大好きだった元彼と再会しましたが、私はもう結婚しています。

 ウエイターから渡されたワインを一気にあおると、脚がほんのり浮いたような感覚になる。会場の外に出て、ソファに座り込んだ。

 ――その時だ。

「大丈夫ですか?」

 ふいに低い声が降ってきた。

「……すみません、少し飲みすぎただけです。
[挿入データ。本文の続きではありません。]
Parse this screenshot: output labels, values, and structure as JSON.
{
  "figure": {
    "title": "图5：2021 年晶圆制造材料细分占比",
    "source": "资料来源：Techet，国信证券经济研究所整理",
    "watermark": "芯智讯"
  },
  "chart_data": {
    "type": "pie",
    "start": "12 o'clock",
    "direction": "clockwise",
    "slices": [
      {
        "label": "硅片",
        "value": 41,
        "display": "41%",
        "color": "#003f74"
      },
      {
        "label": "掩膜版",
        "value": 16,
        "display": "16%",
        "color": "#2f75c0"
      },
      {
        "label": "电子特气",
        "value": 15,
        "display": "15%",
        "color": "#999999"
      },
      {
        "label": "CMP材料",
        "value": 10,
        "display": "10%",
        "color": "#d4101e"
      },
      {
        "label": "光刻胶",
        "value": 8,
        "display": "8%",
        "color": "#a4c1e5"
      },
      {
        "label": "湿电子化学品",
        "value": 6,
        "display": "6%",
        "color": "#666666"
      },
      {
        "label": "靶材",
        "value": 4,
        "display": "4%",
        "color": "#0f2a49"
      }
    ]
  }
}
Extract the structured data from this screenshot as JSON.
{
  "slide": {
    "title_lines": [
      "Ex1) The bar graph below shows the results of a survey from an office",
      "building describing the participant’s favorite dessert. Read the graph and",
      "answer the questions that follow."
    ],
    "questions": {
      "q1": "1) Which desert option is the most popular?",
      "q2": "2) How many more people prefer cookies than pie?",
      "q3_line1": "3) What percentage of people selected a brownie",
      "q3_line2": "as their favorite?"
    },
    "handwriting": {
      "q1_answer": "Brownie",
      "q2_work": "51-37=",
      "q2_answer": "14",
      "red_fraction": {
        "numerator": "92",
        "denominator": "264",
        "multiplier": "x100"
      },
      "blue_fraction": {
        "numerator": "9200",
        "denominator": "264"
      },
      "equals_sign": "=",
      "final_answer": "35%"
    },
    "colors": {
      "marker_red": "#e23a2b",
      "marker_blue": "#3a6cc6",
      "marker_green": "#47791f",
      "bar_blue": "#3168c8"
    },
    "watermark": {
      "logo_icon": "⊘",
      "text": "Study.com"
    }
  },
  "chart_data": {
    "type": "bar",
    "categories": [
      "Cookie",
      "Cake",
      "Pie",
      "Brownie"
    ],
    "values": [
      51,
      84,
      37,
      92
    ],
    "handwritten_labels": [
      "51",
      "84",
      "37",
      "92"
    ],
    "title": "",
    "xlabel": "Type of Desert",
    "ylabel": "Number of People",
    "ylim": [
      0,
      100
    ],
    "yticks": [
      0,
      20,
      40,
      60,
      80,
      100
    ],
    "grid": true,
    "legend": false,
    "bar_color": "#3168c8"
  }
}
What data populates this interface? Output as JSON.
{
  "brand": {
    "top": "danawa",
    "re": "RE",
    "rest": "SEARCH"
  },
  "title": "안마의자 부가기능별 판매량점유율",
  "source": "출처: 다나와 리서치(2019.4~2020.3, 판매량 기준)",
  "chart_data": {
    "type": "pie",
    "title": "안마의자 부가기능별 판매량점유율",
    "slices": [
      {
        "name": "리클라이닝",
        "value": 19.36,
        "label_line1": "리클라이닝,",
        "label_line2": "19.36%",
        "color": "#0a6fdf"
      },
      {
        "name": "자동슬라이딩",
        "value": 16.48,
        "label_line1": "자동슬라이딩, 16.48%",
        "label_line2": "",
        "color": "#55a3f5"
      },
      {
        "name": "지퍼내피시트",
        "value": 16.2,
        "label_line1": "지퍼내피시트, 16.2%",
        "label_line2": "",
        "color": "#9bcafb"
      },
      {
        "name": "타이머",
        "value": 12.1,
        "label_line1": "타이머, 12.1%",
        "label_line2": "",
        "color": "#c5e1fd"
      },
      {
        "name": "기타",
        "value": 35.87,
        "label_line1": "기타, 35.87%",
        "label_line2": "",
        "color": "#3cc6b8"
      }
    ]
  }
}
すぐ平気になります」

 ゆっくり顔を上げた時、息が止まる。

「ほ……穂高⁉」
「やっぱり千紘か」

 その声音は昔のままで、少しやせたが見た目もあまり変わっていない。むしろ、年齢を重ねた分、落ち着きが出て余計な角が落ちた感じがする。
 さらに、日本で見ると、百八十六の長身と、黒髪に端整な顔立ちはやたらと目立つ。私の脳が一瞬で学生時代に巻き戻った。

「え、ど、どうしてここに……?」
「どうしてって……うちのパーティだし」
「うちって……うちって⁉」

 彼は顔をクシャっとさせて、「同じこと二度言ってるぞ」と笑った。

 なに、どういうこと……?

 私の勤務先である『フォレスティア飲料』がうちってことだろうけど……。そんなの聞いたことはなかった。

 そこへ、会場から瑞穂社長がひょっこり顔を出す。

「千紘さん、やっぱりここにいた。あ、穂高まで一緒だったの?」

 でもなんで瑞穂社長がその名を呼んでるの?
 私は混乱して「え」とか「へ」とかしか言えなかった。

 瑞穂社長は、愉快そうに彼を指さす。